Current location - Plastic Surgery and Aesthetics Network - Plastic surgery and medical aesthetics - As shown in the figure, at point M (2, 2), the right-angled vertex of a 90-degree square is placed at point M, and the two sides of the square intersect with the positive and semi-axis of X axis and Y
As shown in the figure, at point M (2, 2), the right-angled vertex of a 90-degree square is placed at point M, and the two sides of the square intersect with the positive and semi-axis of X axis and Y
As shown in the figure, at point M (2, 2), the right-angled vertex of a 90-degree square is placed at point M, and the two sides of the square intersect with the positive and semi-axis of X axis and Y axis at points A, B and AP respectively.
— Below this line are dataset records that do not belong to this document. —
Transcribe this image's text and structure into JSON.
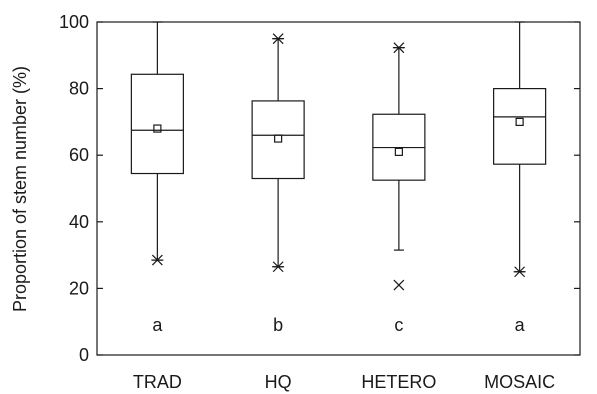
{
  "chart_data": {
    "type": "box",
    "ylabel": "Proportion of stem number (%)",
    "xlabel": "",
    "title": "",
    "ylim": [
      0,
      100
    ],
    "yticks": [
      "0",
      "20",
      "40",
      "60",
      "80",
      "100"
    ],
    "categories": [
      "TRAD",
      "HQ",
      "HETERO",
      "MOSAIC"
    ],
    "boxes": [
      {
        "category": "TRAD",
        "whisker_low": 28.5,
        "q1": 54.5,
        "median": 67.5,
        "q3": 84.3,
        "whisker_high": 100,
        "mean": 68,
        "outliers": [
          {
            "value": 28.5,
            "marker": "asterisk"
          }
        ],
        "letter": "a"
      },
      {
        "category": "HQ",
        "whisker_low": 26.5,
        "q1": 53,
        "median": 66,
        "q3": 76.3,
        "whisker_high": 95,
        "mean": 65,
        "outliers": [
          {
            "value": 26.5,
            "marker": "asterisk"
          },
          {
            "value": 95,
            "marker": "asterisk"
          }
        ],
        "letter": "b"
      },
      {
        "category": "HETERO",
        "whisker_low": 31.5,
        "q1": 52.5,
        "median": 62.3,
        "q3": 72.3,
        "whisker_high": 92.3,
        "mean": 61,
        "outliers": [
          {
            "value": 92.3,
            "marker": "asterisk"
          },
          {
            "value": 21,
            "marker": "cross"
          }
        ],
        "letter": "c"
      },
      {
        "category": "MOSAIC",
        "whisker_low": 25,
        "q1": 57.3,
        "median": 71.5,
        "q3": 80,
        "whisker_high": 100,
        "mean": 70,
        "outliers": [
          {
            "value": 25,
            "marker": "asterisk"
          }
        ],
        "letter": "a"
      }
    ],
    "grid": false,
    "legend": "none"
  }
}
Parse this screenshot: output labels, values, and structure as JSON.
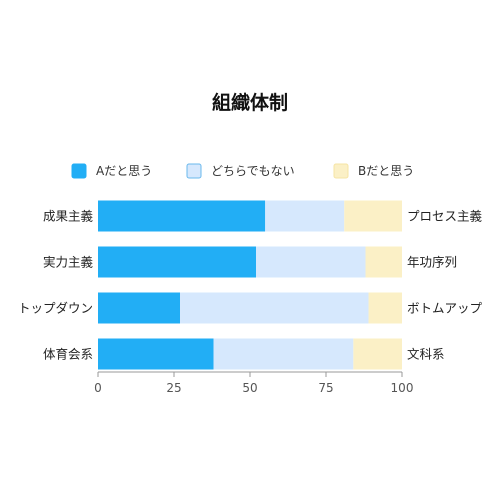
{
  "chart_data": {
    "type": "bar",
    "orientation": "horizontal",
    "stacked": true,
    "title": "組織体制",
    "left_categories": [
      "成果主義",
      "実力主義",
      "トップダウン",
      "体育会系"
    ],
    "right_categories": [
      "プロセス主義",
      "年功序列",
      "ボトムアップ",
      "文科系"
    ],
    "series": [
      {
        "name": "Aだと思う",
        "values": [
          55,
          52,
          27,
          38
        ]
      },
      {
        "name": "どちらでもない",
        "values": [
          26,
          36,
          62,
          46
        ]
      },
      {
        "name": "Bだと思う",
        "values": [
          19,
          12,
          11,
          16
        ]
      }
    ],
    "xlim": [
      0,
      100
    ],
    "xticks": [
      "0",
      "25",
      "50",
      "75",
      "100"
    ],
    "legend_position": "top",
    "grid": false,
    "colors": {
      "series": [
        "#22aef5",
        "#d6e8fd",
        "#fbf0c6"
      ],
      "legend_swatch_borders": [
        "#22aef5",
        "#6ab8ec",
        "#f6e4a4"
      ],
      "axis": "#999999"
    }
  }
}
Prove: (1) Let ME⊥x axis be in E, MF⊥y axis be in F,

∫M(2,2),∠FOE=∠MEO=∠MFO=90,

∴OEMF is a square, OE=2, OF=2,

∴MF=ME,

∵ME⊥x axis is on the E axis, MF⊥y axis is on the F axis,

∴OM bisects ∠EOF, that is, OM bisects ∠ AOB;

(2)≈AMF+∠AME =∠AME+∠BME = 90,

∴∠AMF=∠BME,

At △AME and △BMF,

∠MEA=∠MFBME=MF∠EMA=∠BMF,

∴△AME≌△BMF(ASA),

∴AE=BF,

∴oa+ob=oa+of+bf=oa+of+ae=oe+of=4;

(3) Solution: The value of ON+ 12AB remains unchanged.

The reason is:

Pass p into q as PQ⊥ME, extend PQ to r, make QR=PQ, connect MR,

∫△AEM?△BFM,

∴MB=MA,

∫∠AMB = 90 degrees,

∴∠MBA=∠MAB=45,

∫OM shares ∠AOB, AP shares ∠BAO, ∠ boa = 90,

∴∠∠MOA=45,∠BAP=∠PAO,

∴∠∠MOA+∠PAO=∠MAB+∠BAP,

That is ∠MAP=∠MPA,

∴MP=MA,

∫∠MOE = 45,ME=OE=2,

∴∠OME=45,

∵PR⊥ME,PQ=QR,

∴MP=MR,

∴MB=MP=MA=MR,

∴∠RMQ=∠PMQ=45,

∴∠PMR=90 =∠BMA,

At △BMA and △PMR,

MB=MP∠BMA=∠PMRMA=MR,

∴△BMA≌△PMR(SAS),

∴AB=PR,

∴on+ 12ab=on+ 12pr=on+pq=oe=2,

That is, the value of ON+ 12AB will not change.